Como ya quedó apuntado en la introducción, este acercamiento a la figura de Jane Austen desde la pequeña y la gran pantalla es bastante variado, pero no ahonda demasiado en lo que buscábamos encontrar, pues pocas son las cintas que nos ayudan a entender mejor a la autora que no triunfó demasiado durante su vida, pero que, sin embargo, a su muerte empezó a gozar de una fama que no se espera ya que remita. De cualquier modo, espero que este repaso sirva para que el interés por ella crezca en el lector, o para que la curiosidad por la validez de lo que se cuenta encuentre las ganas de sumergirse en otras fuentes quizá más fiables.
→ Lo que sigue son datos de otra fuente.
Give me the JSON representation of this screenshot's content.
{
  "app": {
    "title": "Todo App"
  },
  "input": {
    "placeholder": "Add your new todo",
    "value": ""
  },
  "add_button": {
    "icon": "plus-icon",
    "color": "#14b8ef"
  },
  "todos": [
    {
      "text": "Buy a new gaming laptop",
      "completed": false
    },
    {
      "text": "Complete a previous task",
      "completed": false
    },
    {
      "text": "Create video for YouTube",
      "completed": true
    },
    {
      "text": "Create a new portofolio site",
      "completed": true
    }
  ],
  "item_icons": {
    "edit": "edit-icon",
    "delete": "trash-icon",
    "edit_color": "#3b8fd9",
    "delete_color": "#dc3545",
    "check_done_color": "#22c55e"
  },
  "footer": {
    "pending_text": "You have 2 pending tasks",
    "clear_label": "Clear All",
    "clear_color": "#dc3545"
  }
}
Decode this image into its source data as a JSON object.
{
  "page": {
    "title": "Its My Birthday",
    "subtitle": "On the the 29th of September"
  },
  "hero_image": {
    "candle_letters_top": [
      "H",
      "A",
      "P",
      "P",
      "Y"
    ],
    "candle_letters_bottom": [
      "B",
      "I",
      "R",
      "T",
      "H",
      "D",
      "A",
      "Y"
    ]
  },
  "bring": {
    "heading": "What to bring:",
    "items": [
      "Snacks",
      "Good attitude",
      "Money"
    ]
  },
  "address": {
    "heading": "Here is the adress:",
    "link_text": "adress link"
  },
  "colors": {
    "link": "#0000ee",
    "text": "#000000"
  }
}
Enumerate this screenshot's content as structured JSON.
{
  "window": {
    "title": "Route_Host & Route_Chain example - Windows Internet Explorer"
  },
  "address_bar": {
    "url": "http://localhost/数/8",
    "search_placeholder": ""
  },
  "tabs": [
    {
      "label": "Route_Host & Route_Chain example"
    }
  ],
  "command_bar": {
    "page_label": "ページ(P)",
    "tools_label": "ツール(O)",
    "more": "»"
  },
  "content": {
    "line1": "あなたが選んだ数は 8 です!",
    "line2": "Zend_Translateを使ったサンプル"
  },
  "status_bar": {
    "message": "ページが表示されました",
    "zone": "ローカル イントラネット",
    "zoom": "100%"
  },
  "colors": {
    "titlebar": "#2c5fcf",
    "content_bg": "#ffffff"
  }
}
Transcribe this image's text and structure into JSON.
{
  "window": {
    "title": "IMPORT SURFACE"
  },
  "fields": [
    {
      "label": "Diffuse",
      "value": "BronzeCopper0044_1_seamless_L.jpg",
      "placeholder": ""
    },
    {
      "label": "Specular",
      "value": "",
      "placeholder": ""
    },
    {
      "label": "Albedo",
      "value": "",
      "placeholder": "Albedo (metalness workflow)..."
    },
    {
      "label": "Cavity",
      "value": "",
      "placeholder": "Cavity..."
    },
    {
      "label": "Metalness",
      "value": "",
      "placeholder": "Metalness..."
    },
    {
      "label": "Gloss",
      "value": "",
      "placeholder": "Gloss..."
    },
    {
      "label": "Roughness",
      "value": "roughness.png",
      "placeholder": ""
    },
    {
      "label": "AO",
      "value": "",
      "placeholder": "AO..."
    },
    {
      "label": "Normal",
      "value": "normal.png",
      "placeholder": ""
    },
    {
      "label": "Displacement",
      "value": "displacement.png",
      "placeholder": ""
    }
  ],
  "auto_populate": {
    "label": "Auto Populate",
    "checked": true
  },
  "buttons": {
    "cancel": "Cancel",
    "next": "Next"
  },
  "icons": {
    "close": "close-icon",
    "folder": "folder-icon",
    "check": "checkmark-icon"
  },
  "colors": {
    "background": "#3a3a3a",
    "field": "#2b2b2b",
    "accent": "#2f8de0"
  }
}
Aun así, no me arrepiento en absoluto de esta aproximación a Jane Austen desde el cine, pues he descubierto películas muy agradables que me han hecho pasar muy buenos momentos en estos tiempos tan grises y desasosegantes —mención especial a “En tierra de Jane Austen”—. El acercamiento a una vida en tan poco tiempo siempre pecará de ser superficial y escueto, pero creo que “Jane Austen recuerda” consigue captar el carácter de esta escritora, así que os invito a verla si éste os llama algo la atención, aunque no tanto como para descubrirlo leyendo alguna de sus biografías o su correspondencia epistolar (ambos documentos mucho más recomendables y fidedignos, claro). De cualquier modo, el cine nos acerca a la época de una manera muy visual y palpable, y eso facilita comprender mejor aquello que nos cuenta, por lo que es un complemento maravilloso para ampliar nuestro conocimiento sobre la forma de vivir que se tenía entonces, el vestuario, la decoración de los hogares, etc. Por último, no puedo dejar de señalar que he tenido muchas dudas a la hora de incluir o no el anexo, que contiene las películas “Jane Austen en Manhattan” y “Mafia. ¡Estafa como puedas!”, decantándome finalmente por dejarlo por si a alguien le ha ocurrido lo mismo o quiere evitar su visionado (en el caso de que sólo busque material audiovisual relacionado con la autora). Además, creo que la reflexión de la cinta de 1980 sobre las obras clásicas nos permite pensar sobre la impronta artística de esta escritora. Espero que este pequeño repaso a la insondable figura de Jane Austen, dividido en tres entregas, haya arrojado algo de luz y sirva también para contextualizar su obra literaria, que se abrirá paso ya desde el siguiente artículo, empezando por sus escritos menores, hasta alcanzar, poco a poco, sus novelas más logradas e inolvidables.